Vom Fragesteller als hilfreich ausgezeichnet

Natürlich ist es wichtig, dass die Passung stimmt. Aber ab einer gewissen Anzahl Therapeuten macht es auch keinen Sinn mehr, weiter "durchzuprobieren", das bekommt dann eher etwas Wahlloses und entspringt eher der unbewussten Angst, sich vielleicht doch lieber nicht auf eine Psychotherapie einzulassen. Wie viele man "ausprobieren" kann, ist Ermessenssache der Krankenkassen. Bis zu drei dürfte kein Problem sein, danach solltest Du bei Deiner Kasse nachfragen. Aber vielleicht hast Du bis dahin auch schon den/die Geeigneten gefunden. Wie gesagt, zu viele machen auch keinen Sinn. Das ist so ähnlich wie die heute immer mehr verbreitete Mentalität "wenn ich mit dem Partner/der Partnerin nicht zurechtkomme, suche ich mir halt jemand anders", statt einmal sich mit Schwierigkeiten auseinanderzusetzen und an sich zu arbeiten. Tips von Anderen sind problematisch. Das ist sehr individuell, mit welchem Therapeuten man zurechtkommt und kann von einem zum anderen sehr unterschiedlich sein.

Um zu klären, ob eine Psychotherapie überhaupt sinnvoll ist und ob Patient und Behandler zueinander "passen", übernimmt die Krankenkasse vorab bis zu 5 "probatorische" Sitzungen. Sie werden auf Kranken- bzw. Überweisungsschein abgerechnet. Bitte bringen Sie den letztgenannten bzw. Ihre Versichertenkarte bis zur nächsten Stunde und jeweils zu Beginn eines Quartals immer mit. Erst wenn wir die beiden erwähnten Fragen bejahen können, ist für Sie der Zeitpunkt gekommen, bei Ihrer Krankenkasse schriftlich eine längere Psychotherapie zu beantragen. Bitte nutzen Sie das Angebot der "Kennenlern-Sitzungen" dazu, sich in Ruhe darüber klar zu werden, ob Sie in mir einen geeigneten Therapeuten gefunden haben (Manchmal ist es hilfreicher, eine Frau anstelle eines Mannes als Behandler aufzusuchen). Es ist also in Ordnung, wenn Sie einen oder sogar mehrere weitere Therapeuten vor Ihrer endgültigen Entscheidung kennen lernen möchten. Auch bei einer einmal begonnenen Therapie werden wir in regelmäßigen Abständen immer wieder überprüfen, ob die Psychotherapie weiterhin für Sie von Nutzen ist und welche Erfolge Sie bereits erzielt haben („Qualitätskontrolle“).

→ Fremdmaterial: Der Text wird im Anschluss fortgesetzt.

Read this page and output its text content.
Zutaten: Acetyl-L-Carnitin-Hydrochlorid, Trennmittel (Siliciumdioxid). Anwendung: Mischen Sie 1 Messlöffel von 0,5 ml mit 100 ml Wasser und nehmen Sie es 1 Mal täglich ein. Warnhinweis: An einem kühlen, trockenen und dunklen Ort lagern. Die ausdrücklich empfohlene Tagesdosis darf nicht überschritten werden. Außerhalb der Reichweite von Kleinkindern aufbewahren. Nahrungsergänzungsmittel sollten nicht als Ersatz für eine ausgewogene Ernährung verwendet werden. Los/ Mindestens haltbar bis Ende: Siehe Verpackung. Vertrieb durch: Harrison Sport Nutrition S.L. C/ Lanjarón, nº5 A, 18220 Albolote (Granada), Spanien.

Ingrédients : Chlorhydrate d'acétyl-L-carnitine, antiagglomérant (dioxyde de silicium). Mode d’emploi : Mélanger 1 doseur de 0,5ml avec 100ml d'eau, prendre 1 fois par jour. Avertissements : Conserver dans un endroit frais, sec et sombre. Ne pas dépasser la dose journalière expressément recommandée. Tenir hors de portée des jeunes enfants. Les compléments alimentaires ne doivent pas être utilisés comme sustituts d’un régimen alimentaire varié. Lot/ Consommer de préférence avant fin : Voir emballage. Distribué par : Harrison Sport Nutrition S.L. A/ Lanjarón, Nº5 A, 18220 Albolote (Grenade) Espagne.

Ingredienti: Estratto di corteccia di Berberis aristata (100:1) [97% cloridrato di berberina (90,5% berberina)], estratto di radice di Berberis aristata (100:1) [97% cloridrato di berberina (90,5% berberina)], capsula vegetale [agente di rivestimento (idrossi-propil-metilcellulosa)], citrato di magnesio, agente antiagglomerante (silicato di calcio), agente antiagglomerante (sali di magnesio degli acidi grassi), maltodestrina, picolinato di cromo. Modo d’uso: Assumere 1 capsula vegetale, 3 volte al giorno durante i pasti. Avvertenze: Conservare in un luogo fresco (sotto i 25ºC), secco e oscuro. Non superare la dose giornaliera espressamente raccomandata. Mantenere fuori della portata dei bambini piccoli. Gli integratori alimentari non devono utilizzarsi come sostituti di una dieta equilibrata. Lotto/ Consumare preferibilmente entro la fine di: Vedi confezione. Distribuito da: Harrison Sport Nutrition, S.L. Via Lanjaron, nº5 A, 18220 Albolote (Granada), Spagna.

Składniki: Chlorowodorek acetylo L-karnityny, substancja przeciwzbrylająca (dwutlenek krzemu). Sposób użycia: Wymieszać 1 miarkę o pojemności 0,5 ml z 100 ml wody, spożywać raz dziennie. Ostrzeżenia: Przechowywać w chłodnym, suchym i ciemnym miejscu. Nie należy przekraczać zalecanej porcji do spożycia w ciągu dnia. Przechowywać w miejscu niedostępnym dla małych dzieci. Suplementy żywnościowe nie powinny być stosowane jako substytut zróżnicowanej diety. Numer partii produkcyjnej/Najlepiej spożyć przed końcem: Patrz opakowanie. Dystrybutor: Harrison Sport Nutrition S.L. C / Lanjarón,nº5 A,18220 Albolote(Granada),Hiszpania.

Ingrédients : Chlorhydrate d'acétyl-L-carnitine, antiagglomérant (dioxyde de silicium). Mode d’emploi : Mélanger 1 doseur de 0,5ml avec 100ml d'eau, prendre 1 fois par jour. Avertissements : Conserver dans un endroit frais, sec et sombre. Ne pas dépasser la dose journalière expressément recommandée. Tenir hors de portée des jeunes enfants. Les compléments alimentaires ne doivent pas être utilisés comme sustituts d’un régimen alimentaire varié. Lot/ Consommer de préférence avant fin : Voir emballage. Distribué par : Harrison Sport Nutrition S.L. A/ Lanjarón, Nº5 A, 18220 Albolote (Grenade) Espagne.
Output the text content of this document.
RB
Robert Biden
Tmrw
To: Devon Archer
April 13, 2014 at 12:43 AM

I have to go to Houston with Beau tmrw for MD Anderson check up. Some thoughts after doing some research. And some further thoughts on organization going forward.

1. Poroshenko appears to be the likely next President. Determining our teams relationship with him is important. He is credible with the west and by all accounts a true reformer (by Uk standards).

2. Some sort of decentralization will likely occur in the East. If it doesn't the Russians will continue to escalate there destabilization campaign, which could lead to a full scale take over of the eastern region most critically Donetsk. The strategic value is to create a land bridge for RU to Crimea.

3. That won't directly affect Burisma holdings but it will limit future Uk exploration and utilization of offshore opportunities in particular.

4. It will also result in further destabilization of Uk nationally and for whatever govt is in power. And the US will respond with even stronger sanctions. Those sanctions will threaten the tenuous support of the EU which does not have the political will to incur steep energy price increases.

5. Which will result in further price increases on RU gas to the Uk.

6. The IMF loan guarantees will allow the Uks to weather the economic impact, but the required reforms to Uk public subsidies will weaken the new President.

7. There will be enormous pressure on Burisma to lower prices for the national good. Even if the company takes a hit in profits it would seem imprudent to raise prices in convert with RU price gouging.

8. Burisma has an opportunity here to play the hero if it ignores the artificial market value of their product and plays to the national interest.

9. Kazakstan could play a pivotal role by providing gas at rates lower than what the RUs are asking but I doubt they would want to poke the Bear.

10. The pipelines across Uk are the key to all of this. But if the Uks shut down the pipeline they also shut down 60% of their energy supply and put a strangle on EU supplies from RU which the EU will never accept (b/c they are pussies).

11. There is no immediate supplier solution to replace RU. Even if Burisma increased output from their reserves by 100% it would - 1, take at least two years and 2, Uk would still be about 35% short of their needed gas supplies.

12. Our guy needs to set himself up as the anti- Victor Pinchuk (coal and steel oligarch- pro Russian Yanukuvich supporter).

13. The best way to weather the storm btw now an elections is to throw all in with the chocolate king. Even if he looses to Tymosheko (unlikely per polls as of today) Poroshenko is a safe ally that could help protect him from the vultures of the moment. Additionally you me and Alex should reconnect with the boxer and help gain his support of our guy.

http://www.dr-mueck.de/HM_FAQ/Probatorische-Sitzungen-Psychotherapie.htm

Vielleicht sollte man eher mal die Frage lesen, lieber Kollege, statt einfach eine Passage aus der eigenen Webpage zu kopieren. Es ging hier um die Frage, wie viele Therapeuten man ausprobieren kann.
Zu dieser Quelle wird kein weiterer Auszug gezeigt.